Pollan’s mantra for a healthy eating is as beautiful as it is simple: “Eat food, not too much, and mostly plants.” It’s something anyone can understand, and hopefully get behind. Let’s take a deeper look:
- “Eat food,” emphasizes the importance of choosing real, whole foods that are minimally processed and free from added chemicals and artificial ingredients. Pollan believes that such foods are healthier and more nourishing than highly processed foods that are often high in sugar, salt, and unhealthy fats. The industrial food system, by contrast, relies on cheap, highly processed foods made from corn and soy, and for the negative impact it has on human health, animal welfare, and the environment.
- “Not too much,” is a nod to the importance of portion control. Pollan argues that one of the biggest problems with the Western diet is that people are consuming too much food, which contributes to obesity and other health problems. He encourages people to eat until they are satisfied, but not stuffed, and to be mindful of their portion sizes.

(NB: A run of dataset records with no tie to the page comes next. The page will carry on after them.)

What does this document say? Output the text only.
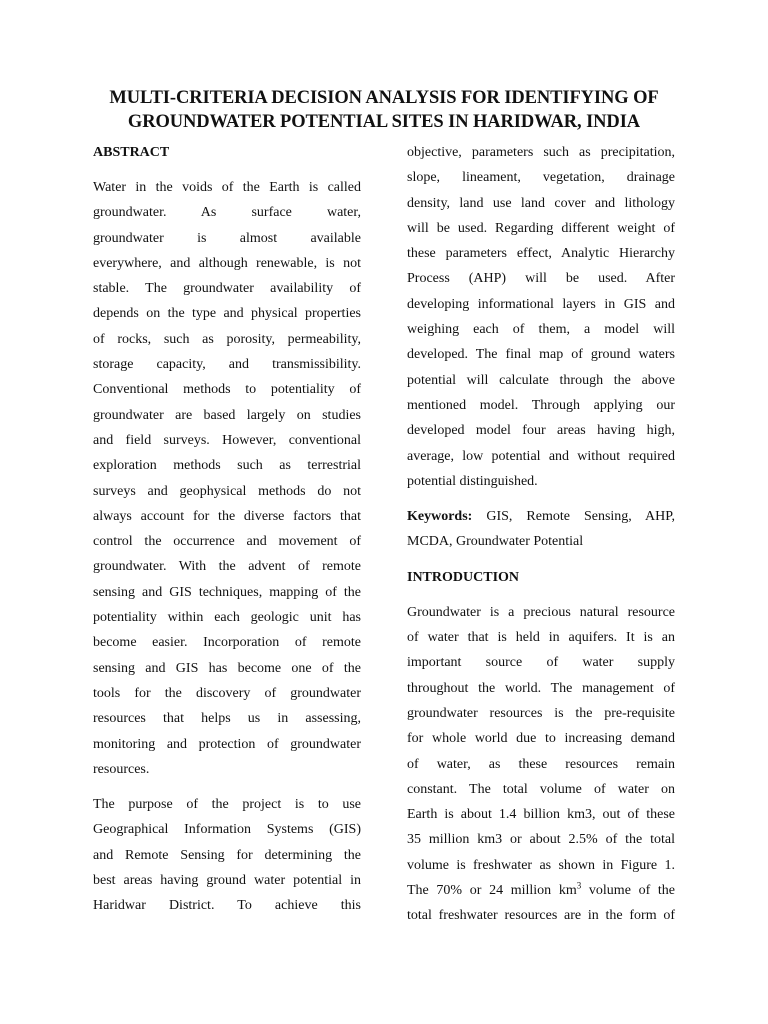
MULTI-CRITERIA DECISION ANALYSIS FOR IDENTIFYING OF
GROUNDWATER POTENTIAL SITES IN HARIDWAR, INDIA

ABSTRACT

Water in the voids of the Earth is called
groundwater. As surface water,
groundwater is almost available
everywhere, and although renewable, is not
stable. The groundwater availability of
depends on the type and physical properties
of rocks, such as porosity, permeability,
storage capacity, and transmissibility.
Conventional methods to potentiality of
groundwater are based largely on studies
and field surveys. However, conventional
exploration methods such as terrestrial
surveys and geophysical methods do not
always account for the diverse factors that
control the occurrence and movement of
groundwater. With the advent of remote
sensing and GIS techniques, mapping of the
potentiality within each geologic unit has
become easier. Incorporation of remote
sensing and GIS has become one of the
tools for the discovery of groundwater
resources that helps us in assessing,
monitoring and protection of groundwater
resources.
The purpose of the project is to use
Geographical Information Systems (GIS)
and Remote Sensing for determining the
best areas having ground water potential in
Haridwar District. To achieve this
objective, parameters such as precipitation,
slope, lineament, vegetation, drainage
density, land use land cover and lithology
will be used. Regarding different weight of
these parameters effect, Analytic Hierarchy
Process (AHP) will be used. After
developing informational layers in GIS and
weighing each of them, a model will
developed. The final map of ground waters
potential will calculate through the above
mentioned model. Through applying our
developed model four areas having high,
average, low potential and without required
potential distinguished.
Keywords: GIS, Remote Sensing, AHP,
MCDA, Groundwater Potential

INTRODUCTION

Groundwater is a precious natural resource
of water that is held in aquifers. It is an
important source of water supply
throughout the world. The management of
groundwater resources is the pre-requisite
for whole world due to increasing demand
of water, as these resources remain
constant. The total volume of water on
Earth is about 1.4 billion km3, out of these
35 million km3 or about 2.5% of the total
volume is freshwater as shown in Figure 1.
The 70% or 24 million $km^3$ volume of the
total freshwater resources are in the form of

- “And mostly plants,” encourages people to make plants the centerpiece of their meals. Pollan argues that a diet that is rich in plants, including fruits, vegetables, whole grains, and legumes, provides all of the nutrients that the body needs and has been shown to have numerous health benefits. At the same time, he encourages people to limit their intake of animal products and to choose high-quality, sustainable animal products when they do consume them.
In sum, Michael Pollan’s “Eat food, not too much, and mostly plants” philosophy is a simple and effective approach to eating that emphasizes the importance of choosing whole, minimally processed foods, being mindful of portion sizes, and making plants the center of one’s diet. We suggest you give it a try and see how much better you feel, Healthwise. If you’re someone trying to loose weight as well, weight loss will simply be a byproduct intentional choices in food.